Según una noticia que leo en El Periódico, asegura la consultora Gartner, en su último Informe de Predicciones Tecnológicas para el 2018 (el mero hecho de que exista algo llamado Informe de Predicciones Tecnológicas me parece fascinante) que en el 2022 el público occidental consumirá más noticias falsas que verdaderas y que no habrá suficiente capacidad ni material ni tecnológica para eliminarlas. No me queda muy claro, dicho sea de paso, si el público oriental no las consumirá o es que ya las consume sin necesidad de esperar al 2022.
Además, también advierte que la mente humana muestra más reticencia a cambiar sus opiniones que a aceptar algo que es mentira, y que el coste de producir noticias falsas es muy inferior al de producir noticias verdaderas, que implica un trabajo periodístico.
Me pregunto, entre otras cosas, si para llegar a esta conclusión hacía falta un informe tecnológico o de cualquier otra índole y, cuánto cobrarán los genios que hay detrás de tan sobresaliente tesis. A no ser que el objetivo sea fomentar el optimismo en la raza humana, haciéndonos creer que la sociedad se equilibrará en un ecuánime fifty fifty de mentiras y verdades.

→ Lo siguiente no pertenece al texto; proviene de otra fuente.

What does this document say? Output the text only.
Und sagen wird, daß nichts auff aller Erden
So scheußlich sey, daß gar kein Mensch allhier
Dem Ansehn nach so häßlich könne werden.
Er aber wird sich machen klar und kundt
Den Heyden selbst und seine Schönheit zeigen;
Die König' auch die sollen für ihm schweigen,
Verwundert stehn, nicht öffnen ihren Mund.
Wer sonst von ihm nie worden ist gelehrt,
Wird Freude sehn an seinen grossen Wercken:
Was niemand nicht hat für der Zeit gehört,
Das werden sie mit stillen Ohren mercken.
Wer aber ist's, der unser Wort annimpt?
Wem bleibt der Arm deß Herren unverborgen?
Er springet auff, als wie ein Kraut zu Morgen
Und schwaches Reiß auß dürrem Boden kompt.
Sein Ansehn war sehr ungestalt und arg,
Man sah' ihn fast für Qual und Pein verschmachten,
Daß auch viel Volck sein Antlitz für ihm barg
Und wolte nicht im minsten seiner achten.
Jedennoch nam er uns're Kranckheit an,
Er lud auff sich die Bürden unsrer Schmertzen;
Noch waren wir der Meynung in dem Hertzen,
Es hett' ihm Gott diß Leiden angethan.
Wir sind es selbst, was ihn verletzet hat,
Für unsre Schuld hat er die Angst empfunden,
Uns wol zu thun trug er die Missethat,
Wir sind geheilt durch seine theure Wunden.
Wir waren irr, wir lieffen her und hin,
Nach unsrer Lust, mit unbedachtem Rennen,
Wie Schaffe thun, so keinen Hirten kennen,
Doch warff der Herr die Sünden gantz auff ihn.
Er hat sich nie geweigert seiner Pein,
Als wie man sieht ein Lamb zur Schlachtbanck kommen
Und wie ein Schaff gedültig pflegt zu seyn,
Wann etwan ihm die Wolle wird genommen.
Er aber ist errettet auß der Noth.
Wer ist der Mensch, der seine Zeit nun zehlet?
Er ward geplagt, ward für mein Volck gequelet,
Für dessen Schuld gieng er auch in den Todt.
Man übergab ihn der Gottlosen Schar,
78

Que el cuñadismo llegaría a las redes sociales más temprano que tarde no era algo tan difícil de prever. A fin de cuentas, solo es necesario un pequeño aparatito, una conexión a internet y saber teclear. Algo al alcance casi de cualquier mamífero pentadáctilo. Es lo que tiene la democratización de casi todo, mal que nos pese: no entiende de intelectos ni de juicios morales. Una persona un voto, una persona un clic, una persona un post, tanto da. Toda opinión es válida y respetable, aunque las consecuencias sean VOX, Donald Trump o Bolsonaro. La dictadura de las mayorías no deja de ser una imposición como otra cualquiera. Preferimos castigar el humor a la infamia. Nadie puede limpiarse los mocos con una bandera (algo bastante infantil y bobalicón, por otro lado), aunque sea lo único que tiene a mano para aliviarse el catarro, pero sí puede brear al que tiene al lado, o a cientos de kilómetros (poco importa), sin la menor consecuencia. Entre todos hemos decidido una escala de valores que tiene más de escala (en el sentido de escalada) que de valores. Desde niños se alienta al maltratador, y al que denuncia la injusticia se le acusa de chivato; son las reglas del patio y quien quiera sobrevivir en él ha de aceptarlas.
Las redes sociales no son más que un gran bar sin cerveza fría ni aperitivos, pero donde básicamente seguimos escuchando al camarero de turno o a nuestro compañero de barra asegurar que los extranjeros no pagan impuestos, los chinos no se mueren nunca y si se mueren acaban en un plato de cerdo agridulce, o que fulano le es infiel a mengana y que no sé qué vecino le vio salir el otro día del portal de no sé qué otra vecina ligera de cascos.
Las verdades a medias, los juicios de valor, la mentira, el descrédito, la humillación, el martillo al clavo que destaca, el atrevimiento del ignorante, la incultura como bandera, la prepotencia fascista, en el mejor de los casos tomar la parte por el todo obviando los matices… es algo que siempre ha campado a sus anchas sin más castigo que la propagación y la estulticia del que la alimenta, por más que Esopo tratase de convencernos de lo contrario en su fábula El pastor mentiroso ya por el siglo VII a.C.
Ahora lo llamamos posverdad porque somos tan posmodernos que nos encanta todo lo que lleve el prefijo «pos», pero siempre hemos quemado brujas en las hogueras de nuestros propios prejuicios y hemos mirado hacia otro lado.
La culpa no es de las redes sociales, que lo único que hacen es amplificar nuestras imperfecciones, sino de quienes creyeron que serían la panacea hacia un mundo que acercaría más a las personas y que permitiría a un mayor número estar más comunicados e informados.
Por suerte, también hay quien predice —Stephen Hawking lo hizo en su momento— que la tecnología que nosotros mismos hemos creado destruirá a la raza humana en menos tiempo del que creemos. Mientras tanto, sentémonos y disfrutemos del espectáculo.